Étoiles cannibales
de Claude Amoz

critiqué par Cyclo, le 5 mai 2008
(Bordeaux - 79 ans)


La note:  étoiles
Chez les sans logement fixes
Gégène, un SDF qui logeait sous un pont, et fréquentait occasionnellement le Foyer, est retrouvé au petit matin, mort, brûlé. Jonas, qui dormait non loin de là n'a rien entendu, assommé par sa mixture préférée (un mélange de sirop contre la toux et de vin blanc), et ne peut s'empêcher de se dire qu'il aurait pu être à la place de Gégène. Au foyer aussi c'est l'inquiétude, d'autant plus que de jeunes abrutis avaient déjà torturé et tué un autre clodo, comme ça, pour s'occuper. Quelques jours plus tard, une ex pensionnaire du Foyer est retrouvée morte, tombée de sa fenêtre, suicide ou meurtre ? Habiba, la cuisinière algérienne du Foyer, grosse bonne femme, reine de sa cuisine, et Mère de tous ceux qui viennent s'y réfugier, et le Taleb, un sorcier africain qui officie dans le coin, décident d'ouvrir l'oeil, et de voir s'il ne se passe pas quelque chose de louche autour du Foyer.

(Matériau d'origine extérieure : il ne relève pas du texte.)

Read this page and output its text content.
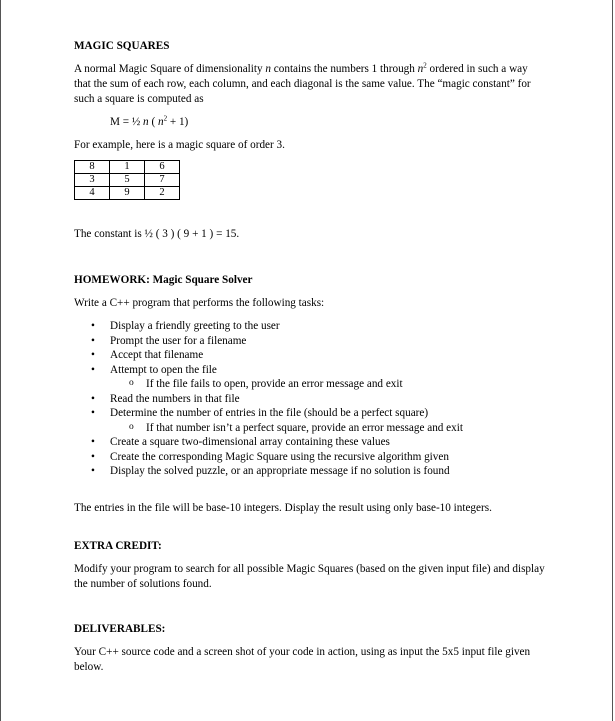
MAGIC SQUARES

A normal Magic Square of dimensionality n contains the numbers 1 through $n^2$ ordered in such a way that the sum of each row, each column, and each diagonal is the same value. The “magic constant” for such a square is computed as

M = ½ n ( $n^2 + 1$)

For example, here is a magic square of order 3.

8	1	6
3	5	7
4	9	2

The constant is ½ ( 3 ) ( 9 + 1 ) = 15.

HOMEWORK: Magic Square Solver

Write a C++ program that performs the following tasks:

• Display a friendly greeting to the user
• Prompt the user for a filename
• Accept that filename
• Attempt to open the file
o If the file fails to open, provide an error message and exit
• Read the numbers in that file
• Determine the number of entries in the file (should be a perfect square)
o If that number isn’t a perfect square, provide an error message and exit
• Create a square two-dimensional array containing these values
• Create the corresponding Magic Square using the recursive algorithm given
• Display the solved puzzle, or an appropriate message if no solution is found

The entries in the file will be base-10 integers. Display the result using only base-10 integers.

EXTRA CREDIT:

Modify your program to search for all possible Magic Squares (based on the given input file) and display the number of solutions found.

DELIVERABLES:

Your C++ source code and a screen shot of your code in action, using as input the 5x5 input file given below.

Comme d'habitude, Claude Amoz met en scène des êtres "fêlés", au sens premier du terme : ils ont tous une brisure, héritage d'un passé étouffant, qu'ils tentent vainement d'oublier. Cette fois il ne s'agit pas de passé historique (comme la guerre de 14 ou la guerre d'Algérie dans Bois-brûlé), mais d'histoire individuelle, ce qui n'est pas moins traumatisant. Qu'ils soient marginaux, clients du Foyer, ou éducateurs y travaillant, tous se débattent, englués dans des souvenirs qui les rongent. C'est dans cette atmosphère sombre et désespérante, parfaitement rendue, que se développe l'intrigue, où la paranoïa des uns et des autres entraîne le lecteur de fausse piste en fausse piste, jusqu'aux révélations finales. Une fois de plus, les personnages sont forts, émouvants, et complexes. Claude Amoz, loin de toute démagogie, ne fait de cadeau à personne, les victimes se transformant facilement en bourreaux quand l'occasion se présente, mais nous permet de comprendre tout le monde, tout en laissant, de nombreuses zones d'ombre et de mystère. Et puis il y a deux personnages lumineux : Habiba, sorte d'incarnation de la mère nourricière, qui aime tous les paumés, les nourrit, les réconforte, sans rien demander en échange ; et le Taleb, personnage picaresque, qui amène de l'humour dans toute cette grisaille, malgré ses propres cauchemars. En bref, une fois de plus, un roman fort, qu'on n'oublie pas de sitôt.